Instructions for updating:
Use tf.where in 2.0, which has the same broadcast rule as np.where
782/782 - 224s - loss: 0.6486 - accuracy: 0.6039 - val_loss: 0.0000e+00 - val_accuracy: 0.0000e+00
Epoch 2/10
782/782 - 214s - loss: 0.4941 - accuracy: 0.7661 - val_loss: 0.6706 - val_accuracy: 0.6744
Epoch 3/10
782/782 - 216s - loss: 0.4087 - accuracy: 0.8266 - val_loss: 0.4024 - val_accuracy: 0.8222
Epoch 4/10
782/782 - 217s - loss: 0.2855 - accuracy: 0.8865 - val_loss: 0.3343 - val_accuracy: 0.8645
Epoch 5/10
782/782 - 216s - loss: 0.2097 - accuracy: 0.9217 - val_loss: 0.2936 - val_accuracy: 0.8837
Epoch 6/10
782/782 - 217s - loss: 0.1526 - accuracy: 0.9467 - val_loss: 0.3188 - val_accuracy: 0.8771
Epoch 7/10
782/782 - 215s - loss: 0.1048 - accuracy: 0.9657 - val_loss: 0.3750 - val_accuracy: 0.8710
Epoch 8/10
782/782 - 216s - loss: 0.0764 - accuracy: 0.9757 - val_loss: 0.3821 - val_accuracy: 0.8762
Epoch 9/10
782/782 - 216s - loss: 0.0585 - accuracy: 0.9832 - val_loss: 0.4747 - val_accuracy: 0.8683
Epoch 10/10
782/782 - 216s - loss: 0.0438 - accuracy: 0.9883 - val_loss: 0.4441 - val_accuracy: 0.8704
2019-09-21 18:02:56,353 graeae.timers.timer end: Ended: 2019-09-21 18:02:56.353722
I0921 18:02:56.353781 140275698915136 timer.py:77] Ended: 2019-09-21 18:02:56.353722
2019-09-21 18:02:56,356 graeae.timers.timer end: Elapsed: 0:36:05.958925
I0921 18:02:56.356238 140275698915136 timer.py:78] Elapsed: 0:36:05.958925

Looking at the Performance

To get the history I had to pickle it and then copy it over to the machine with this org-notebook, so you can't just run this notebook and make it work unless everything is run on the same machine (which it wasn't).

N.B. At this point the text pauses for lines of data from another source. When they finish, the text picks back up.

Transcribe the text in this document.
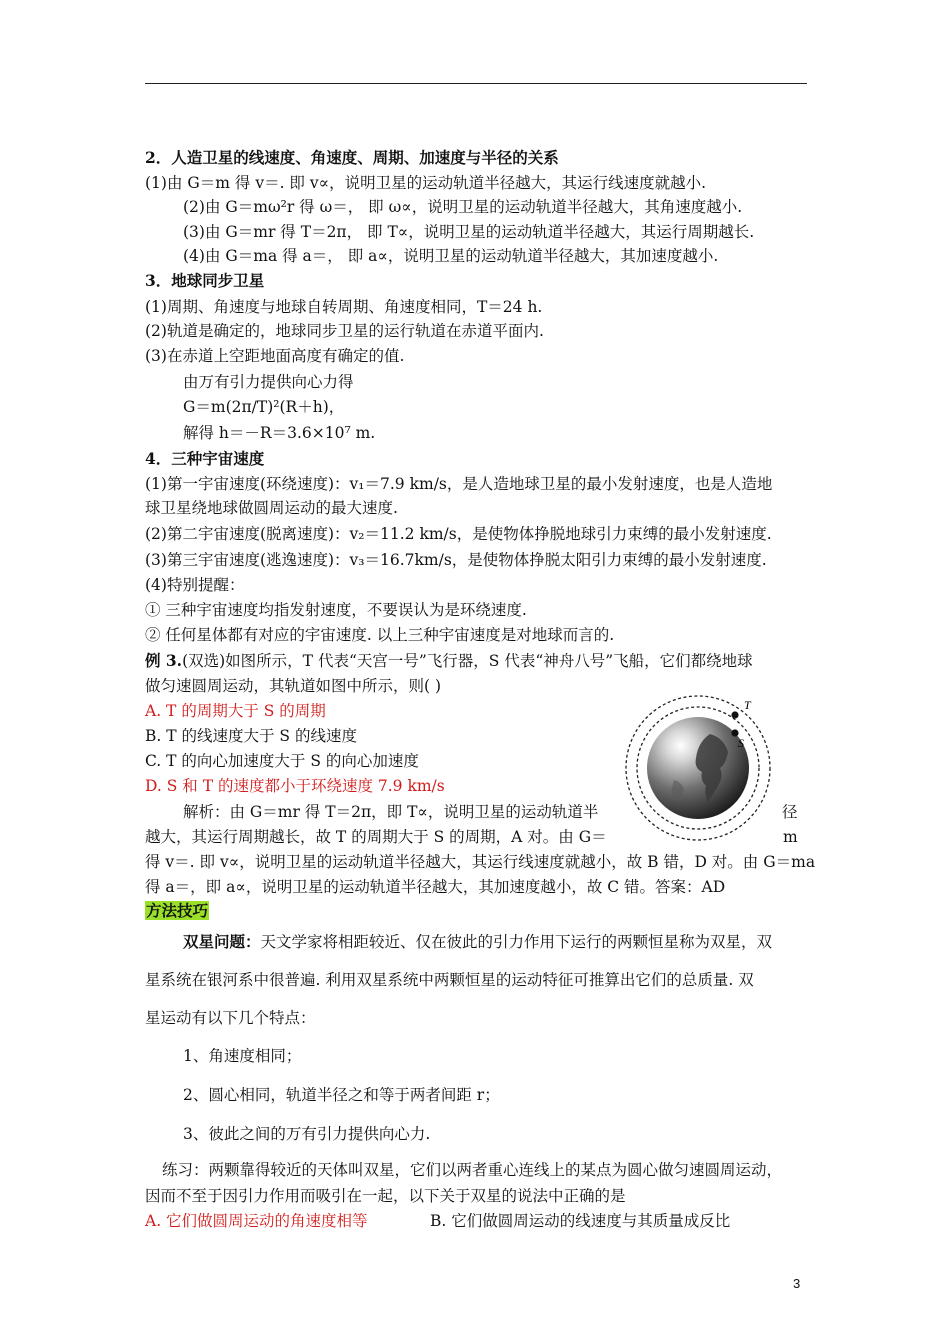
2．人造卫星的线速度、角速度、周期、加速度与半径的关系
(1)由 G＝m 得 v＝. 即 v∝，说明卫星的运动轨道半径越大，其运行线速度就越小.
(2)由 G＝mω²r 得 ω＝， 即 ω∝，说明卫星的运动轨道半径越大，其角速度越小.
(3)由 G＝mr 得 T＝2π， 即 T∝，说明卫星的运动轨道半径越大，其运行周期越长.
(4)由 G＝ma 得 a＝， 即 a∝，说明卫星的运动轨道半径越大，其加速度越小.
3．地球同步卫星
(1)周期、角速度与地球自转周期、角速度相同，T＝24 h.
(2)轨道是确定的，地球同步卫星的运行轨道在赤道平面内.
(3)在赤道上空距地面高度有确定的值.
由万有引力提供向心力得
G＝m(2π/T)²(R＋h)，
解得 h＝－R＝3.6×10⁷ m.
4．三种宇宙速度
(1)第一宇宙速度(环绕速度)：v₁＝7.9 km/s，是人造地球卫星的最小发射速度，也是人造地
球卫星绕地球做圆周运动的最大速度.
(2)第二宇宙速度(脱离速度)：v₂＝11.2 km/s，是使物体挣脱地球引力束缚的最小发射速度.
(3)第三宇宙速度(逃逸速度)：v₃＝16.7km/s，是使物体挣脱太阳引力束缚的最小发射速度.
(4)特别提醒：
① 三种宇宙速度均指发射速度，不要误认为是环绕速度.
② 任何星体都有对应的宇宙速度. 以上三种宇宙速度是对地球而言的.
例 3.(双选)如图所示，T 代表“天宫一号”飞行器，S 代表“神舟八号”飞船，它们都绕地球
做匀速圆周运动，其轨道如图中所示，则( )
A. T 的周期大于 S 的周期
B. T 的线速度大于 S 的线速度
C. T 的向心加速度大于 S 的向心加速度
D. S 和 T 的速度都小于环绕速度 7.9 km/s
解析：由 G＝mr 得 T＝2π，即 T∝，说明卫星的运动轨道半	径
越大，其运行周期越长，故 T 的周期大于 S 的周期，A 对。由 G＝	m
得 v＝. 即 v∝，说明卫星的运动轨道半径越大，其运行线速度就越小，故 B 错，D 对。由 G＝ma
得 a＝，即 a∝，说明卫星的运动轨道半径越大，其加速度越小，故 C 错。答案：AD
T
S
方法技巧
双星问题：天文学家将相距较近、仅在彼此的引力作用下运行的两颗恒星称为双星，双
星系统在银河系中很普遍. 利用双星系统中两颗恒星的运动特征可推算出它们的总质量. 双
星运动有以下几个特点：
1、角速度相同；
2、圆心相同，轨道半径之和等于两者间距 r；
3、彼此之间的万有引力提供向心力.
练习：两颗靠得较近的天体叫双星，它们以两者重心连线上的某点为圆心做匀速圆周运动，
因而不至于因引力作用而吸引在一起，以下关于双星的说法中正确的是
A. 它们做圆周运动的角速度相等	B. 它们做圆周运动的线速度与其质量成反比
3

path = Path("~/history.pkl").expanduser()
with path.open("wb") as writer:
    pickle.dump(history.history, writer)
path = Path("~/history.pkl").expanduser()
with path.open("rb") as reader:
    history = pickle.load(reader)
data = pandas.DataFrame(history)
best = data.val_loss.idxmin()
best_line = holoviews.VLine(best)
plot = (data.hvplot() * best_line).opts(
    title="Two-Layer LSTM Model",
    width=1000,
    height=800)
Embed(plot=plot, file_name="lstm_training")()

Figure Missing

It looks like the best epoch was the fifth one, with a validation loss of 0.29 and a validation accuracy of 0.88, after that it looks like it overfits. It seems that text might be a harder problem than images.